Santé : La loi sur les réseaux de soins votée à l’Assemblée nationale

    La proposition de loi, initiée par des députés PS, concernant la modification du Code de la Mutualité pour permettre aux mutuelles de conventionner avec des réseaux de soins vient d’être votée à l’Assemblée nationale.

    Après des années de tractations, le monde mutualiste aura eu gain de cause. En effet, les mutuelles qui demandaient que le Code de la Mutualité soit modifié doivent pavoiser, aujourd’hui, puisque l’Assemblée nationale a voté dans la nuit de mercredi 28 novembre et jeudi 29 novembre, la proposition de loi PS (emmenée par le chef de file des députés PS Bruno Le Roux) sur le fonctionnement des réseaux de soins. Une décision qui n’a pas plu à tout le monde. La Droite s’insurge et est montée au créneau contre ce texte vivement critiqué par certains professionnels de santé.

    Cette loi vise à améliorer l’accès aux soins des adhérents et diminuer les restes à charge des ménages. Le but était d’ailleurs de rétablir l’équilibre entre les mutuelles, les IP et les assureurs puisque ces derniers avaient le droit de recourir à des remboursements différenciés via leurs réseaux de soins. Les députés socialistes, écologistes et radicaux ont voté pour ce texte, tandis que les élus du Front de Gauche se sont abstenus « malgré d’extrêmes réserves » et que les députés des groupes UMP et Rassemblement-UMP mais aussi de l’UDI (centre) ont voté contre au terme d’un vif débat de près de quatre heures.

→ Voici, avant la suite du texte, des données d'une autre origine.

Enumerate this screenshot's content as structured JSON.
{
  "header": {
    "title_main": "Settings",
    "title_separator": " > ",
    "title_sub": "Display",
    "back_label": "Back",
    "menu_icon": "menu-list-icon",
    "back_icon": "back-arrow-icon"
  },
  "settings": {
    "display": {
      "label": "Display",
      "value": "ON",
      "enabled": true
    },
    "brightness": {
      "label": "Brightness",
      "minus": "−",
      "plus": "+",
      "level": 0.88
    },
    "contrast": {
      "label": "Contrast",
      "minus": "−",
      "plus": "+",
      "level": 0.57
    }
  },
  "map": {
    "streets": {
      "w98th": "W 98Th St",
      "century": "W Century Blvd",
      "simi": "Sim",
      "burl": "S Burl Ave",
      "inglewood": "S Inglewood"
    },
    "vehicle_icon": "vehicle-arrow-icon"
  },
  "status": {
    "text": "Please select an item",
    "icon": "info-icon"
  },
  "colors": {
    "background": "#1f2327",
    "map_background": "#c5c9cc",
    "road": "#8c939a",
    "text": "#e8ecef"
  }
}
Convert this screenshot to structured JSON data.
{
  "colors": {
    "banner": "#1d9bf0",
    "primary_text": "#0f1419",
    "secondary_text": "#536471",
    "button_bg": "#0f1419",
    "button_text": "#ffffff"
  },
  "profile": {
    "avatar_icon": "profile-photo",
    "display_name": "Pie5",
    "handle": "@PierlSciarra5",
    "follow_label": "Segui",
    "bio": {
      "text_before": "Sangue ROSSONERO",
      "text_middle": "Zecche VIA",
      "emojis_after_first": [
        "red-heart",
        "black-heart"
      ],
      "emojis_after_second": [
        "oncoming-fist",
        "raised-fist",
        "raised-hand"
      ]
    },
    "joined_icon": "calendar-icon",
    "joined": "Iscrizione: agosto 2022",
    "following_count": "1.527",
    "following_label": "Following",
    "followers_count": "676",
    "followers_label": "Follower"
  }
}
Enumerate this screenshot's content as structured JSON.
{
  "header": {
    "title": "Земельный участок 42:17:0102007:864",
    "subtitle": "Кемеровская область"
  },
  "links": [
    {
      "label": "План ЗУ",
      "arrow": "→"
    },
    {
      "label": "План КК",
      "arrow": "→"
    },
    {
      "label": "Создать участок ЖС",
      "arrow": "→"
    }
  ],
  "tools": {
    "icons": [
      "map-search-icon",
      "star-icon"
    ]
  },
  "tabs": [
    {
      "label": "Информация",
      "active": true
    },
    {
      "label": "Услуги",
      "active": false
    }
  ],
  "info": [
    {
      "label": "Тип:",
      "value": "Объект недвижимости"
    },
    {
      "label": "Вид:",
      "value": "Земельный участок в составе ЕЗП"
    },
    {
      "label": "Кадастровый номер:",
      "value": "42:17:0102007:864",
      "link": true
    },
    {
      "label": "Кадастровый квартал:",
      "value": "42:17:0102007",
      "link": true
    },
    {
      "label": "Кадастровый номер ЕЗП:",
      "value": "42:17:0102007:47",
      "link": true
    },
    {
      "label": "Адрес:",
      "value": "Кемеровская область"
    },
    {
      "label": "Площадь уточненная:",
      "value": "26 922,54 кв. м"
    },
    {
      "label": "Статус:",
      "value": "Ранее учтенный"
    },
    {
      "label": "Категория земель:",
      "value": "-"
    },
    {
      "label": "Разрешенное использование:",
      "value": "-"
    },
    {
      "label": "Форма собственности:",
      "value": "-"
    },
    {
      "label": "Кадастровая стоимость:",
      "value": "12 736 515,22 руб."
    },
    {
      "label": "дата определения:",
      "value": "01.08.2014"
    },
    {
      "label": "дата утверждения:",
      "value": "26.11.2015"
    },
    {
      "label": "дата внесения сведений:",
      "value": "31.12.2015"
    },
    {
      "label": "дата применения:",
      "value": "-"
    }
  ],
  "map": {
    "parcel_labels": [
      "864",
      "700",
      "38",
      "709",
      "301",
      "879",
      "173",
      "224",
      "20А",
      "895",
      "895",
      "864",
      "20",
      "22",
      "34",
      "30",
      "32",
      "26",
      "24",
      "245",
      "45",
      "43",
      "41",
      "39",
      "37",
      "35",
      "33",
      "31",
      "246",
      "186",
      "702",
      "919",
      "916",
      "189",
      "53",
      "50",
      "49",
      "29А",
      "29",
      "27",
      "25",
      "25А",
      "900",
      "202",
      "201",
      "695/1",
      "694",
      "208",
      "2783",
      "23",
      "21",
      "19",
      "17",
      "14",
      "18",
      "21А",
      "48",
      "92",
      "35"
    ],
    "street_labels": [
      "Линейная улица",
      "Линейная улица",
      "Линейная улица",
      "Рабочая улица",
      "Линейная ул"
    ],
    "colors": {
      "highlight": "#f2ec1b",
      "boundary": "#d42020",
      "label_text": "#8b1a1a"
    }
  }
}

    Cette proposition de loi avait été largement amendée pour contenir la colère des médecins sur les remboursements différenciés. En effet, ces derniers dénonçaient le fait que si les mutuelles pouvaient recourir à un remboursement différencié sur les consultations cela entraverait le libre choix du patient et la liberté de pratique du praticien.

    Ces amendements adoptés en commission des Affaires sociales ont permis d’aboutir à « un bon compromis », a jugé Gérard Sebaoun (PS). Avis partagé par l’écologiste Véronique Massonneau.

    La communiste Jacqueline Fraysse s’est néanmoins inquiétée d’une « prise en charge complémentaire à deux vitesses » et d’un pas supplémentaire vers « une
    privatisation rampante de la Sécurité sociale ».